While in the previous section Evans described how the Nazis came to power, here Evans discusses the mechanics of how they consolidated control over German society and institutions. As Evans describes Germany once the Nazis took power, “Society had been reduced to an anonymous and undifferentiated mass and then reconstituted in a new form in which everything was done in the name of Nazism” (389). That the Nazis were able to accomplish so much illustrates The Fragility of Democracy and the Non-Inevitability of Historical Change. Even without majority support from the populace and with marginal support from other political parties, Hitler was still able to exploit government mechanisms and utilize support from the military to ultimately destroy the Weimar Republic and replace it with a totalitarian state.


To legitimize their total takeover of Germany’s political and social institutions, the Nazis exploited constitutional loopholes and carried out illegal actions under a pretense of legality, namely the Reichstag fire act and the Enabling Act. These legal maneuvers allowed Hitler to neutralize opposition while maintaining an illusion of procedural legitimacy, further weakening resistance from both domestic and foreign critics. “As with the Reichstag fire decree,” the Enabling Act was “a temporary piece of emergency legislation with some limited precedents in the Weimar period now became the legal, or pseudo-legal basis for the permanent removal of civil rights and democratic liberties” (354). While Evans also argues that “Germany was well on the way to becoming a dictatorship even before the Reichstag fire decree and the elections of 5 March 1933” (349), it was their ability to subjugate not just the political system but also civil society—including labor unions, religious institutions, and cultural organizations—that cemented the Nazi regime’s authority. These steps made Nazi Germany a totalitarian state shaped in the image of the Nazis’ racial ideology and social and cultural ideals: “By bringing Germany into line, the new regime wanted to make it amenable to indoctrination and re-education according to the principles of National Socialism” (389).


While the Nazis did not come into power with popular support, they built their regime on deeply rooted prejudices and anxieties that they manipulated for political gain.

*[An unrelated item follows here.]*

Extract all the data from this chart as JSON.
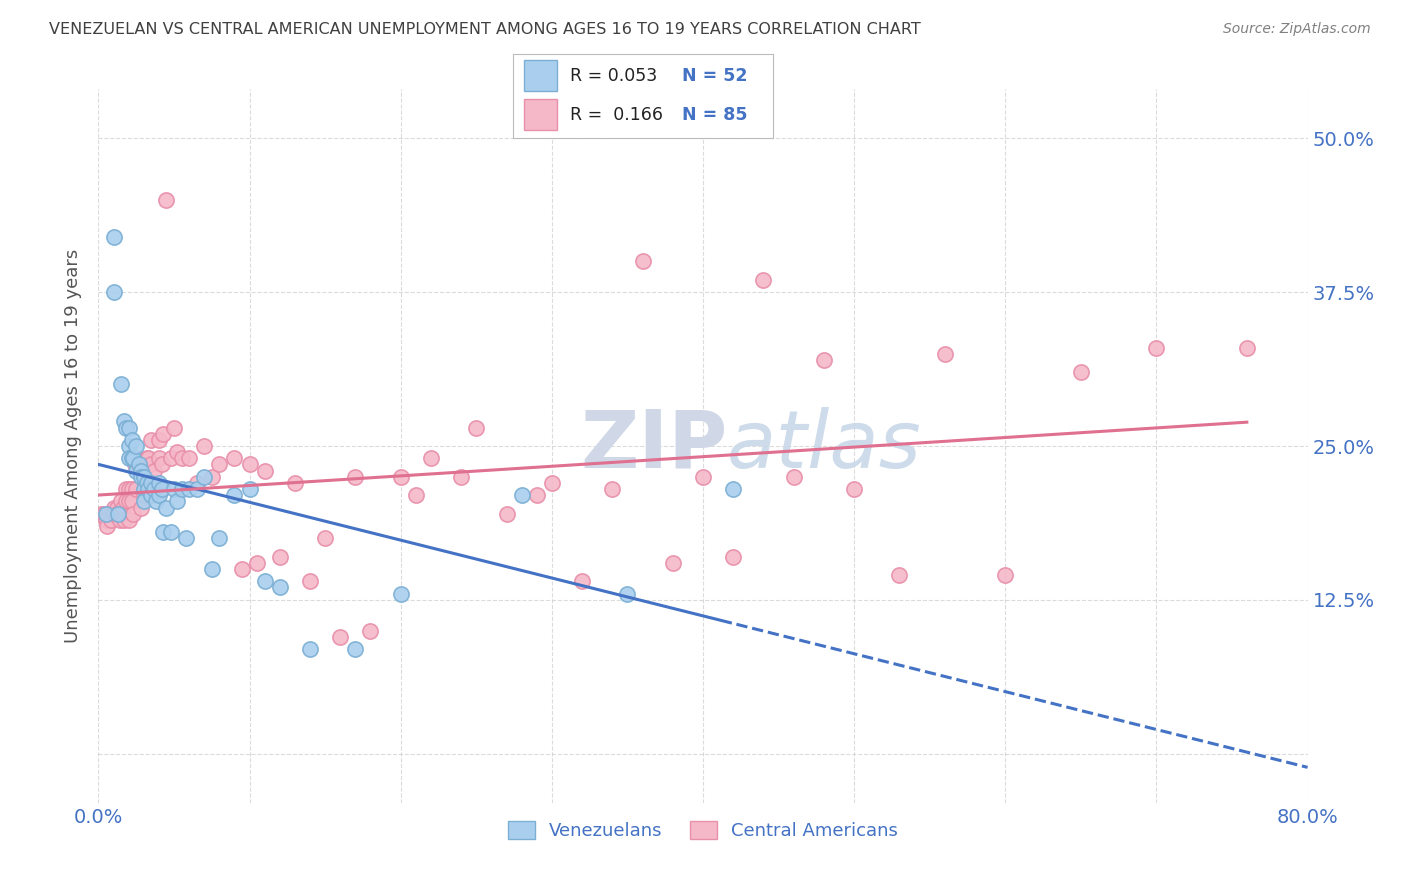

The Nazis continued The Exploitation of Social Divisions and Cultural Anxieties to achieve their aims. One example was how they exploited existing eugenic, antisemitic, and racist attitudes. Another was growing hostility toward the poor: “Poverty and destitution, already stigmatized before 1933, were now beginning to be criminalized as well” (379). By portraying marginalized groups as a drain on the nation’s resources, the Nazis legitimized their increasingly extreme policies, from forced sterilization to mass internment. One more important example was how middle-class fear of Communism justified Nazi violence and oppression and allowed the Nazis to leverage anxiety and anger over socialism and Communism to gain support and funding from major businesses. While political missteps like the “failure to mount any effective opposition to the Papen coup of 20 July 1932” (361) enabled the Nazis to seize power, existing social, cultural, and scientific precedents made it easier for the Nazis to shape Germany to their liking.


Ultimately, Evans’s analysis emphasizes that authoritarian regimes do not simply take power—they are enabled by both legal loopholes and public indifference. The Nazis mastered the art of political maneuvering, exploiting weaknesses in democratic institutions while simultaneously reshaping social attitudes to normalize oppression. Their success underscores how dangerous it is to assume that democratic norms will hold without active resistance. By methodically dismantling the opposition and reconfiguring society to align with their ideology, the Nazis turned a once-divided Germany into a state where dissent was nearly impossible. Evans demonstrates how the Nazis’ methodical dismantling of opposition, combined with the exploitation of pre-existing social divisions, allowed them to reshape Germany into a state where resistance became nearly impossible, ensuring their ideological domination.